GökyüzüTarih: Perşembe, 2009-04-30, 1:13 PM | Mesaj # 2
Yetkin Paylaşımcı
Grup: Yönetici
Mesajlar: 72
Ödülleri: 1
Sitedeki Durumu: Burada değil
Edebiyat Bilimi ve Sanat Bilimi

İnsan eliyle yaratılan eserlerin güzelliği, şu üç şeyin uyum içinde oluşuyla ortaya çıkar: Biçim, biçimlenen içerik ve işlev. (...) (Sayfa 21)

Kullanım eşyası sanatının eserleri ve benzeri ürünler, insan toplumunun maddi kültür alanına girer. Bunlar insanların pratik maddi ihtiyaçlarını karşılarlar. Mobilyanın, giysinin vb. biçimi onun pratik belirlenmesine uyar ki, bununda kendine göre bir özgüllüğü vardır. Elbette bu eşyaların yapımında kullanılan gereçler (malzeme, malzeme ham madde) de biçimi belirlemektedir, dahası, o malzemeyi işlemek için kullanılan araçların nitelik ve kalitesi de biçimin belirleyicilerindendir. (Sayfa 22)

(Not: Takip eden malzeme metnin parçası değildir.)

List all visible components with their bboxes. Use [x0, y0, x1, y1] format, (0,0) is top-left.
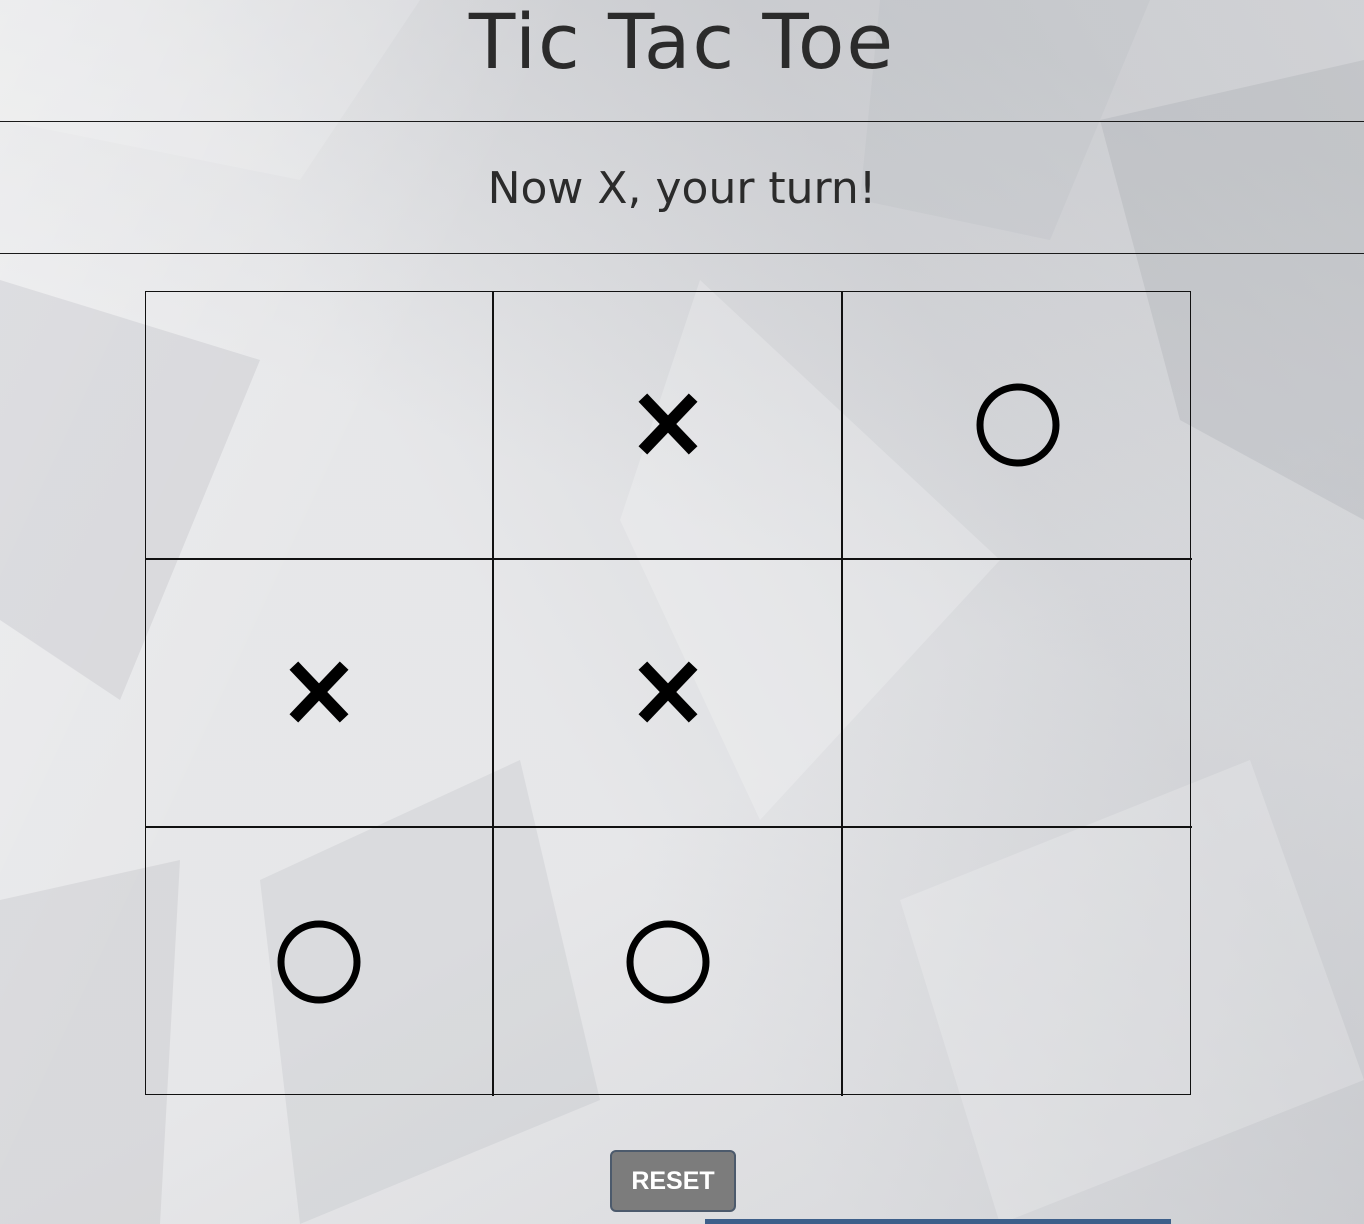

Kullanım eşyaları sanatının eserlerindeki başlıca özellik şudur: Bu eserler, kendilerini belirleyen pratik ihtiyacı yeterince karşılarlar, ne var ki, kendi dışlarında var olan yaşamı yansıtmazlar, bu yaşam üstüne genellemeli bir yorum veya bir değerlendirme de içermezler. (Sayfa 22)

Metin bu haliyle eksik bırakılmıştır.